Una anatomía para el deseo

  • desnudo acostado con gato Mougins, 29 enero 1964. Óleo sobre lienzo. 89 x 130 cm. Donación de Christine Ruiz-Picasso.'Málaga Hoy' presenta a sus lectores, una por una, las 155 obras de Pablo Picasso que componen la importante colección permanente del Museo Picasso Málaga, legado fundamental del artista

EL deseo mantiene sus propias leyes, pero éstas todavía son desconocidas para el ser humano, por más que la psicología, la literatura y el arte hayan aportado a la Historia numerosas claves para una posible aproximación científica o estética. El deseo tiene que ver con una elección hacia el objeto o la persona deseada, y la libertad o la condición que afloran en esa decisión esconden un reflejo aún ignoto de la naturaleza. ¿Hasta qué punto el deseo en el hombre obedece al instinto, al intelecto o a la absoluta voluntad? Precisamente, la humana criatura se revela más dependiente de su dimensión natural o más exento de ella cuando desea. ¿Por qué el deseo se mueve a veces hacia lo prohibido, el abismo, el misterio, todo lo contrario a la placidez y la seguridad que transmiten otras posibles dianas de las pulsiones más inconscientes? Picasso alumbró este juego de equívocos y engaños, que habría que contemplar como un poliedro repleto de espejos, a través de la expresión más directa del deseo: el sexo. En el erotismo picassiano el hombre se revela más hombre que nunca, pero a la vez da cuenta del misterio que le atañe, como una selva nunca penetrada, como un posible rastro de una divinidad que no puede alcanzar y que al mismo tiempo queda contenida en sus dominios emocionales. En 1907, con Las señoritas de Avignon, Picasso ya había establecido el modo estético de arrimarse al milagro, con una componenda sexual exhibida sin tapujos y al tiempo salpicada de máscaras y telones. El cubismo le permitió además plasmar sus obsesiones en torno a la multiplicidad de personalidades dentro de un mismo individuo, un asunto que en el marco del deseo y el sexo resulta singularmente revelador: nunca se es más contradictorio, ni más auténtico, que cuando se desea a alguien. El malagueño regresaría a menudo a estos territorios para seguir profundizando en tan vastísimo corpus, y de paso para actualizar, renovar o corregir todo lo que sobre el cubismo tuvo que decir en su día (Picasso no abandonaba los géneros o registros para abordar otros: volvía a todos continuamente). Un ejemplo muy interesante se encuentra en la colección permanente del Museo Picasso Málaga: se trata del óleo sobre lienzo Desnudo acostado con gato, realizado en Mougins en 1964.

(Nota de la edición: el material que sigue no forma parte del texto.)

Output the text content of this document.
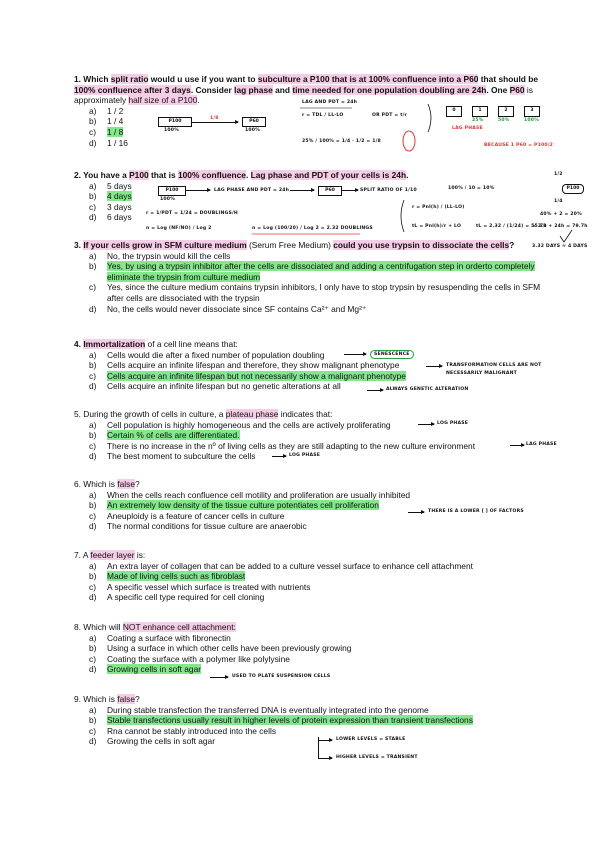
1. Which split ratio would u use if you want to subculture a P100 that is at 100% confluence into a P60 that should be 100% confluence after 3 days. Consider lag phase and time needed for one population doubling are 24h. One P60 is approximately half size of a P100.

a) 1 / 2
b) 1 / 4
c) 1 / 8
d) 1 / 16

2. You have a P100 that is 100% confluence. Lag phase and PDT of your cells is 24h.

a) 5 days
b) 4 days
c) 3 days
d) 6 days

3. If your cells grow in SFM culture medium (Serum Free Medium) could you use trypsin to dissociate the cells?

a) No, the trypsin would kill the cells
b) Yes, by using a trypsin inhibitor after the cells are dissociated and adding a centrifugation step in orderto completely eliminate the trypsin from culture medium
c) Yes, since the culture medium contains trypsin inhibitors, I only have to stop trypsin by resuspending the cells in SFM after cells are dissociated with the trypsin
d) No, the cells would never dissociate since SF contains Ca²⁺ and Mg²⁺

4. Immortalization of a cell line means that:

a) Cells would die after a fixed number of population doubling
b) Cells acquire an infinite lifespan and therefore, they show malignant phenotype
c) Cells acquire an infinite lifespan but not necessarily show a malignant phenotype
d) Cells acquire an infinite lifespan but no genetic alterations at all

5. During the growth of cells in culture, a plateau phase indicates that:

a) Cell population is highly homogeneous and the cells are actively proliferating
b) Certain % of cells are differentiated.
c) There is no increase in the nº of living cells as they are still adapting to the new culture environment
d) The best moment to subculture the cells

6. Which is false?

a) When the cells reach confluence cell motility and proliferation are usually inhibited
b) An extremely low density of the tissue culture potentiates cell proliferation
c) Aneuploidy is a feature of cancer cells in culture
d) The normal conditions for tissue culture are anaerobic

7. A feeder layer is:

a) An extra layer of collagen that can be added to a culture vessel surface to enhance cell attachment
b) Made of living cells such as fibroblast
c) A specific vessel which surface is treated with nutrients
d) A specific cell type required for cell cloning

8. Which will NOT enhance cell attachment:

a) Coating a surface with fibronectin
b) Using a surface in which other cells have been previously growing
c) Coating the surface with a polymer like polylysine
d) Growing cells in soft agar

9. Which is false?

a) During stable transfection the transferred DNA is eventually integrated into the genome
b) Stable transfections usually result in higher levels of protein expression than transient transfections
c) Rna cannot be stably introduced into the cells
d) Growing the cells in soft agar
P100
100%
1/8
P60
100%
LAG AND PDT = 24h
r = TDL / LL-LO	OR PDT = t/r
25% / 100% = 1/4 · 1/2 = 1/8
BECAUSE 1 P60 = P100/2
0	1	2	3
25%	50%	100%
LAG PHASE
P100
100%
LAG PHASE AND PDT = 24h	P60	SPLIT RATIO OF 1/10	100% / 10 = 10%	P100
1/2
1/4
r = 1/PDT = 1/24 = DOUBLINGS/H
n = Log (NF/NO) / Log 2	n = Log (100/20) / Log 2 = 2.32 DOUBLINGS
r = Pnl(h) / (LL-LO)
tL = Pnl(h)/r + LO	tL = 2.32 / (1/24) = 55.7h
40% + 2 = 20%
= 3.3 + 24h = 79.7h
3.32 DAYS ≈ 4 DAYS
SENESCENCE
TRANSFORMATION CELLS ARE NOT NECESSARILY MALIGNANT
ALWAYS GENETIC ALTERATION
LOG PHASE
LAG PHASE
LOG PHASE
THERE IS A LOWER [ ] OF FACTORS
USED TO PLATE SUSPENSION CELLS
LOWER LEVELS = STABLE
HIGHER LEVELS = TRANSIENT
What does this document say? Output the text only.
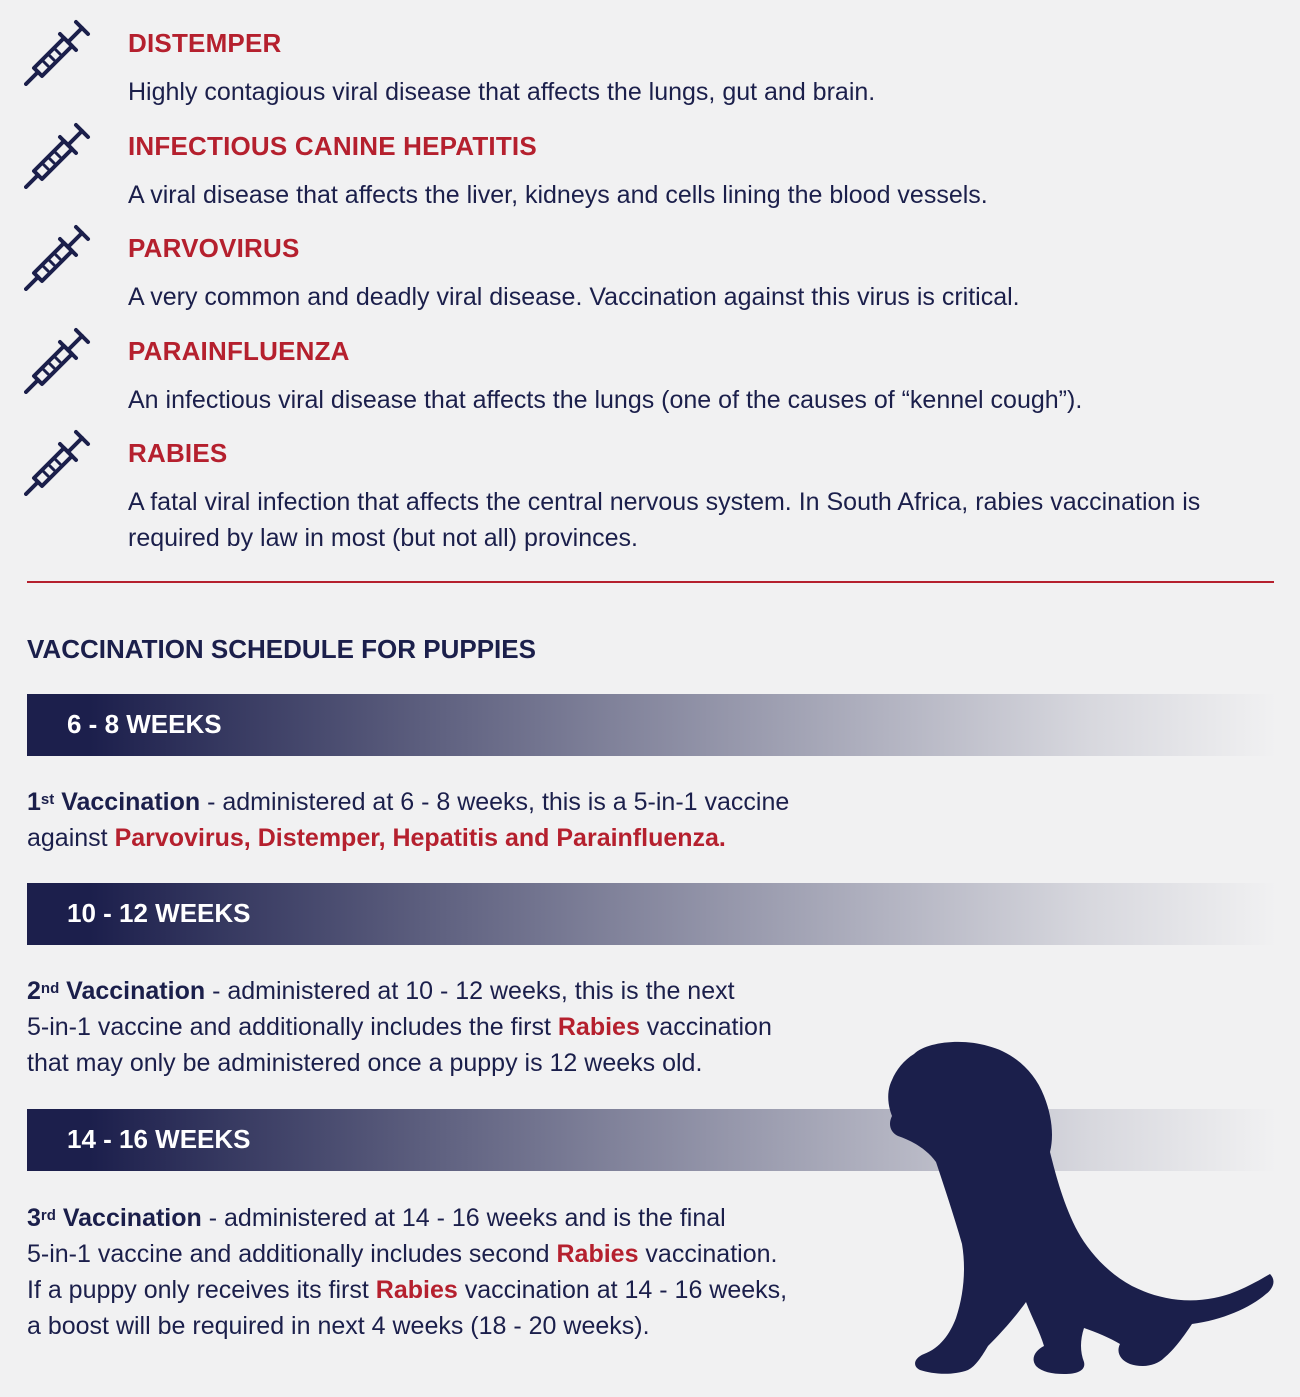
DISTEMPER
Highly contagious viral disease that affects the lungs, gut and brain.
INFECTIOUS CANINE HEPATITIS
A viral disease that affects the liver, kidneys and cells lining the blood vessels.
PARVOVIRUS
A very common and deadly viral disease. Vaccination against this virus is critical.
PARAINFLUENZA
An infectious viral disease that affects the lungs (one of the causes of “kennel cough”).
RABIES
A fatal viral infection that affects the central nervous system. In South Africa, rabies vaccination is required by law in most (but not all) provinces.
VACCINATION SCHEDULE FOR PUPPIES
6 - 8 WEEKS
1st Vaccination - administered at 6 - 8 weeks, this is a 5-in-1 vaccine
against Parvovirus, Distemper, Hepatitis and Parainfluenza.
10 - 12 WEEKS
2nd Vaccination - administered at 10 - 12 weeks, this is the next
5-in-1 vaccine and additionally includes the first Rabies vaccination
that may only be administered once a puppy is 12 weeks old.
14 - 16 WEEKS
3rd Vaccination - administered at 14 - 16 weeks and is the final
5-in-1 vaccine and additionally includes second Rabies vaccination.
If a puppy only receives its first Rabies vaccination at 14 - 16 weeks,
a boost will be required in next 4 weeks (18 - 20 weeks).
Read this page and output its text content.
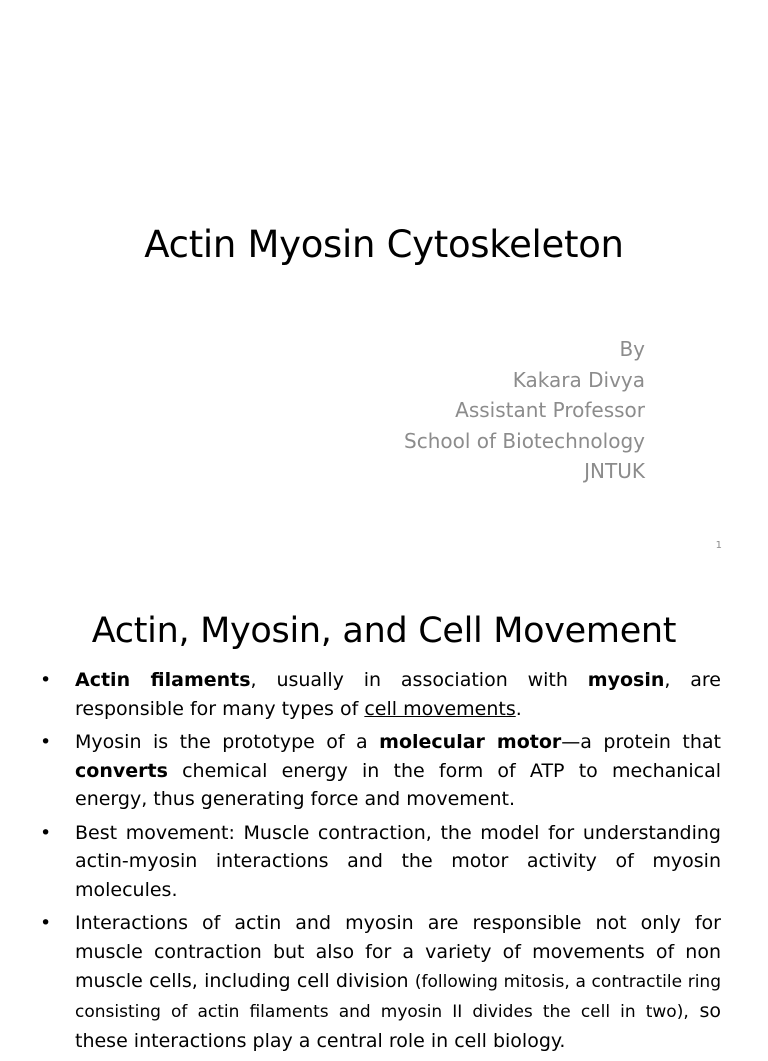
Actin Myosin Cytoskeleton
By
Kakara Divya
Assistant Professor
School of Biotechnology
JNTUK
1
Actin, Myosin, and Cell Movement
• Actin filaments, usually in association with myosin, are responsible for many types of cell movements.
• Myosin is the prototype of a molecular motor—a protein that converts chemical energy in the form of ATP to mechanical energy, thus generating force and movement.
• Best movement: Muscle contraction, the model for understanding actin-myosin interactions and the motor activity of myosin molecules.
• Interactions of actin and myosin are responsible not only for muscle contraction but also for a variety of movements of non muscle cells, including cell division (following mitosis, a contractile ring consisting of actin filaments and myosin II divides the cell in two), so these interactions play a central role in cell biology.
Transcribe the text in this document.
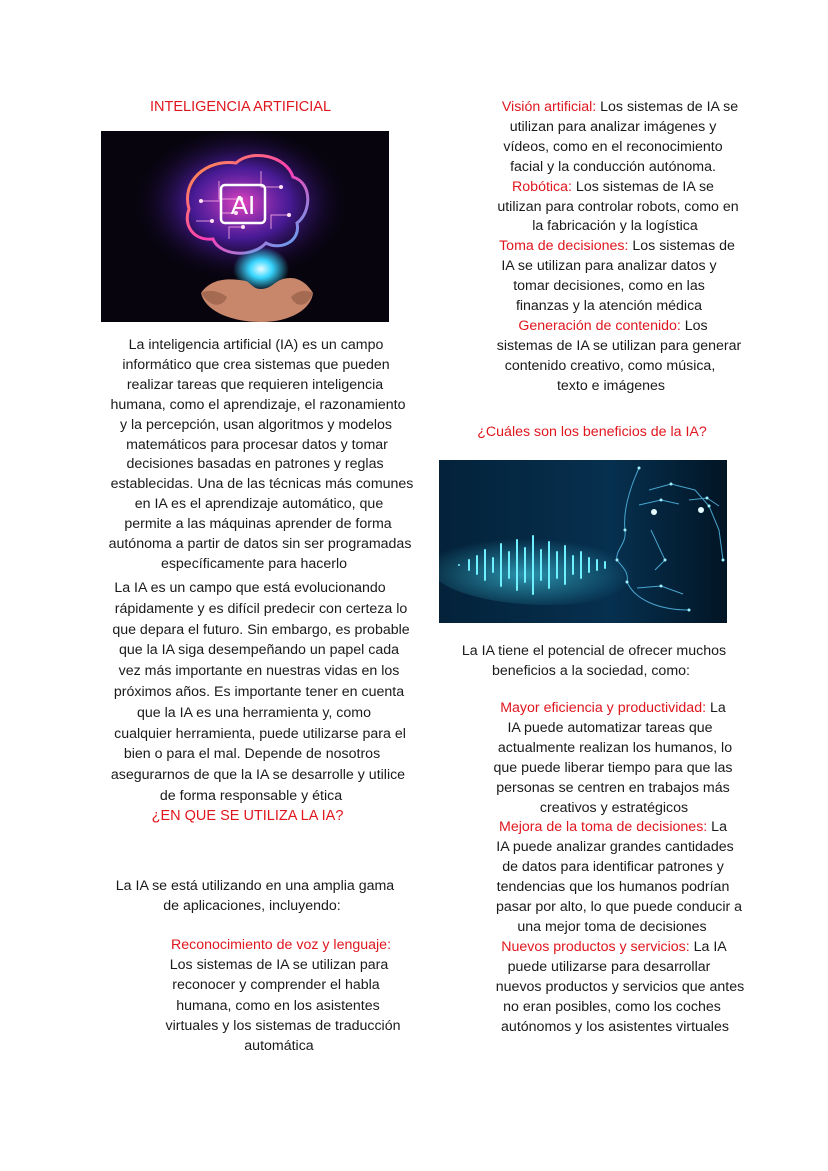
INTELIGENCIA ARTIFICIAL
AI
La inteligencia artificial (IA) es un campo
informático que crea sistemas que pueden
realizar tareas que requieren inteligencia
humana, como el aprendizaje, el razonamiento
y la percepción, usan algoritmos y modelos
matemáticos para procesar datos y tomar
decisiones basadas en patrones y reglas
establecidas. Una de las técnicas más comunes
en IA es el aprendizaje automático, que
permite a las máquinas aprender de forma
autónoma a partir de datos sin ser programadas
específicamente para hacerlo
La IA es un campo que está evolucionando
rápidamente y es difícil predecir con certeza lo
que depara el futuro. Sin embargo, es probable
que la IA siga desempeñando un papel cada
vez más importante en nuestras vidas en los
próximos años. Es importante tener en cuenta
que la IA es una herramienta y, como
cualquier herramienta, puede utilizarse para el
bien o para el mal. Depende de nosotros
asegurarnos de que la IA se desarrolle y utilice
de forma responsable y ética
¿EN QUE SE UTILIZA LA IA?
La IA se está utilizando en una amplia gama
de aplicaciones, incluyendo:
Reconocimiento de voz y lenguaje:
Los sistemas de IA se utilizan para
reconocer y comprender el habla
humana, como en los asistentes
virtuales y los sistemas de traducción
automática
Visión artificial: Los sistemas de IA se
utilizan para analizar imágenes y
vídeos, como en el reconocimiento
facial y la conducción autónoma.
Robótica: Los sistemas de IA se
utilizan para controlar robots, como en
la fabricación y la logística
Toma de decisiones: Los sistemas de
IA se utilizan para analizar datos y
tomar decisiones, como en las
finanzas y la atención médica
Generación de contenido: Los
sistemas de IA se utilizan para generar
contenido creativo, como música,
texto e imágenes
¿Cuáles son los beneficios de la IA?
La IA tiene el potencial de ofrecer muchos
beneficios a la sociedad, como:
Mayor eficiencia y productividad: La
IA puede automatizar tareas que
actualmente realizan los humanos, lo
que puede liberar tiempo para que las
personas se centren en trabajos más
creativos y estratégicos
Mejora de la toma de decisiones: La
IA puede analizar grandes cantidades
de datos para identificar patrones y
tendencias que los humanos podrían
pasar por alto, lo que puede conducir a
una mejor toma de decisiones
Nuevos productos y servicios: La IA
puede utilizarse para desarrollar
nuevos productos y servicios que antes
no eran posibles, como los coches
autónomos y los asistentes virtuales
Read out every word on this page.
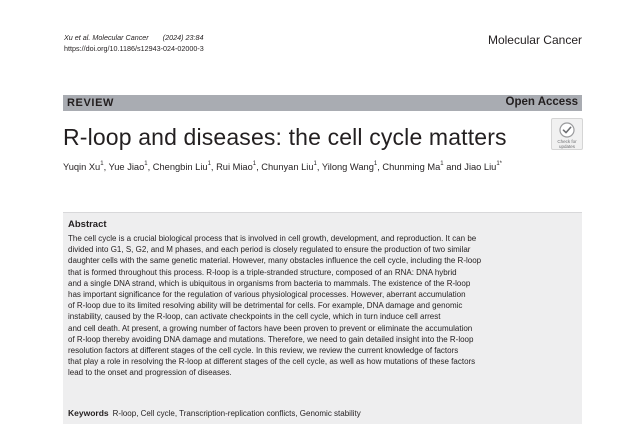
Xu et al. Molecular Cancer (2024) 23:84
https://doi.org/10.1186/s12943-024-02000-3
Molecular Cancer
REVIEW	Open Access
R-loop and diseases: the cell cycle matters	Check for
updates
Yuqin Xu$^1$, Yue Jiao$^1$, Chengbin Liu$^1$, Rui Miao$^1$, Chunyan Liu$^1$, Yilong Wang$^1$, Chunming Ma$^1$ and Jiao Liu$^{1*}$
Abstract
The cell cycle is a crucial biological process that is involved in cell growth, development, and reproduction. It can be
divided into G1, S, G2, and M phases, and each period is closely regulated to ensure the production of two similar
daughter cells with the same genetic material. However, many obstacles influence the cell cycle, including the R-loop
that is formed throughout this process. R-loop is a triple-stranded structure, composed of an RNA: DNA hybrid
and a single DNA strand, which is ubiquitous in organisms from bacteria to mammals. The existence of the R-loop
has important significance for the regulation of various physiological processes. However, aberrant accumulation
of R-loop due to its limited resolving ability will be detrimental for cells. For example, DNA damage and genomic
instability, caused by the R-loop, can activate checkpoints in the cell cycle, which in turn induce cell arrest
and cell death. At present, a growing number of factors have been proven to prevent or eliminate the accumulation
of R-loop thereby avoiding DNA damage and mutations. Therefore, we need to gain detailed insight into the R-loop
resolution factors at different stages of the cell cycle. In this review, we review the current knowledge of factors
that play a role in resolving the R-loop at different stages of the cell cycle, as well as how mutations of these factors
lead to the onset and progression of diseases.
Keywords R-loop, Cell cycle, Transcription-replication conflicts, Genomic stability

Todo en el cuadro apunta a la aritmética del deseo: los pechos y el sexo de la mujer se muestran de frente, naturales, carnales. Los pies, en cambio, no están terminados: son meros apósitos que apenas reclaman la atención de quien observa. Como en otras ocasiones, Picasso deja rastros del proceso creativo; las líneas empleadas para la figuración femenina no han sido borradas, yacen ahí, visibles, delatoras del camino que ha seguido la mano del pintor. Se percibe un interés especial por parte del creador en dirigirse a su público, he llegado hasta aquí a través de estas veredas. Y de estas mismas líneas rechazadas nace la presencia del gato, como un reducto aprovechado que se transmuta en otra cosa, lo que estuvo a punto de representar la cintura o el trasero de la mujer se ha convertido en un felino infantil de tan sencillo en sus formas. Panta rey: el gato y la mujer son uno, o son dos, una realidad que fluye del uno al otro, la materia que somete al hombre puede convertirse en una contingencia bien distinta. Pero todas las anatomías conducen al rostro de la mujer, abrumador, pertubador y enigmático, con varias presencias en su forma, seductor y arisco al mismo tiempo. Es el rostro de la esfinge, de una esfinge desnuda y ardiente que pregunta: ¿a quién deseas cuando deseas? La respuesta hierve en la sangre y el óleo.